Some argued in the hacker’s defence that, since the code allowed the exploit, it was lawful within the system’s rules. The broader Ethereum community, however, regarded it as theft and opted for a contentious hard fork, rolling the chain back to its pre‑attack state.

How to use “Code Is Law” in practice?

Three ways crypto businesses and Web3 projects can apply Code Is Law in practice.

Use hybrid structures

Code alone is not enough: however powerful, smart contracts must fit within existing legal frameworks. To bridge the gap, use a hybrid model in which the smart contract governs execution of the transaction, while legal instruments govern the broader context—legal characterisation, terms and the parties’ intentions.
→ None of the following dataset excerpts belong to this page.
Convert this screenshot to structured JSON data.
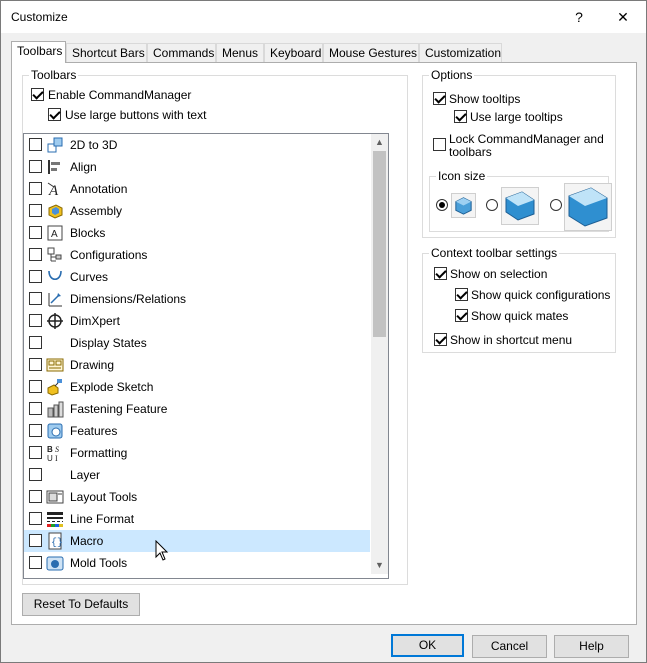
{
  "window": {
    "title": "Customize",
    "help_glyph": "?",
    "close_glyph": "✕"
  },
  "tabs": [
    {
      "label": "Toolbars",
      "active": true
    },
    {
      "label": "Shortcut Bars"
    },
    {
      "label": "Commands"
    },
    {
      "label": "Menus"
    },
    {
      "label": "Keyboard"
    },
    {
      "label": "Mouse Gestures"
    },
    {
      "label": "Customization"
    }
  ],
  "toolbars_group": {
    "title": "Toolbars",
    "enable_commandmanager": {
      "label": "Enable CommandManager",
      "checked": true
    },
    "use_large_buttons": {
      "label": "Use large buttons with text",
      "checked": true
    },
    "items": [
      {
        "label": "2D to 3D",
        "checked": false,
        "icon": "2d-to-3d-icon"
      },
      {
        "label": "Align",
        "checked": false,
        "icon": "align-icon"
      },
      {
        "label": "Annotation",
        "checked": false,
        "icon": "annotation-icon"
      },
      {
        "label": "Assembly",
        "checked": false,
        "icon": "assembly-icon"
      },
      {
        "label": "Blocks",
        "checked": false,
        "icon": "blocks-icon"
      },
      {
        "label": "Configurations",
        "checked": false,
        "icon": "configurations-icon"
      },
      {
        "label": "Curves",
        "checked": false,
        "icon": "curves-icon"
      },
      {
        "label": "Dimensions/Relations",
        "checked": false,
        "icon": "dimensions-icon"
      },
      {
        "label": "DimXpert",
        "checked": false,
        "icon": "dimxpert-icon"
      },
      {
        "label": "Display States",
        "checked": false,
        "icon": ""
      },
      {
        "label": "Drawing",
        "checked": false,
        "icon": "drawing-icon"
      },
      {
        "label": "Explode Sketch",
        "checked": false,
        "icon": "explode-sketch-icon"
      },
      {
        "label": "Fastening Feature",
        "checked": false,
        "icon": "fastening-feature-icon"
      },
      {
        "label": "Features",
        "checked": false,
        "icon": "features-icon"
      },
      {
        "label": "Formatting",
        "checked": false,
        "icon": "formatting-icon"
      },
      {
        "label": "Layer",
        "checked": false,
        "icon": ""
      },
      {
        "label": "Layout Tools",
        "checked": false,
        "icon": "layout-tools-icon"
      },
      {
        "label": "Line Format",
        "checked": false,
        "icon": "line-format-icon"
      },
      {
        "label": "Macro",
        "checked": false,
        "icon": "macro-icon",
        "selected": true
      },
      {
        "label": "Mold Tools",
        "checked": false,
        "icon": "mold-tools-icon"
      }
    ]
  },
  "options_group": {
    "title": "Options",
    "show_tooltips": {
      "label": "Show tooltips",
      "checked": true
    },
    "use_large_tooltips": {
      "label": "Use large tooltips",
      "checked": true
    },
    "lock_commandmanager": {
      "label_line1": "Lock CommandManager and",
      "label_line2": "toolbars",
      "checked": false
    },
    "icon_size": {
      "title": "Icon size",
      "selected": "small"
    }
  },
  "context_group": {
    "title": "Context toolbar settings",
    "show_on_selection": {
      "label": "Show on selection",
      "checked": true
    },
    "show_quick_configurations": {
      "label": "Show quick configurations",
      "checked": true
    },
    "show_quick_mates": {
      "label": "Show quick mates",
      "checked": true
    },
    "show_in_shortcut_menu": {
      "label": "Show in shortcut menu",
      "checked": true
    }
  },
  "buttons": {
    "reset": "Reset To Defaults",
    "ok": "OK",
    "cancel": "Cancel",
    "help": "Help"
  }
}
Many crypto projects already use hybrid structures, often without noticing. One example is token distribution during a private sale. Smart contracts typically handle the processing—the movement of assets—while a legal agreement governs the deal, setting intentions and obligations.

Implement emergency mechanisms

Immutability is a key limitation of smart contracts. A security advantage can quickly become a problem when errors or unforeseen situations arise. To address this, include emergency mechanisms that allow intervention in exceptional cases without undermining decentralisation—for example, kill switches or governance models that can pause transactions or amend a smart contract in the event of an exploit or material bug.

Ensure compliance with the law

Despite the appeal of the “Code Is Law” philosophy, compliance remains vital. As governments and regulators worldwide roll out new rules, Web3 projects should pay close attention to regulatory strategy and compliance. 

In conclusion

Code Is Law is an elegant concept, but in reality code and smart contracts cannot exist in isolation from the law. Law will always trump the contract, and the contract will trump code. Be proactive and use hybrid structures in which the legal instrument governs the deal and code executes it. Ultimately, law complements and strengthens innovation when used well.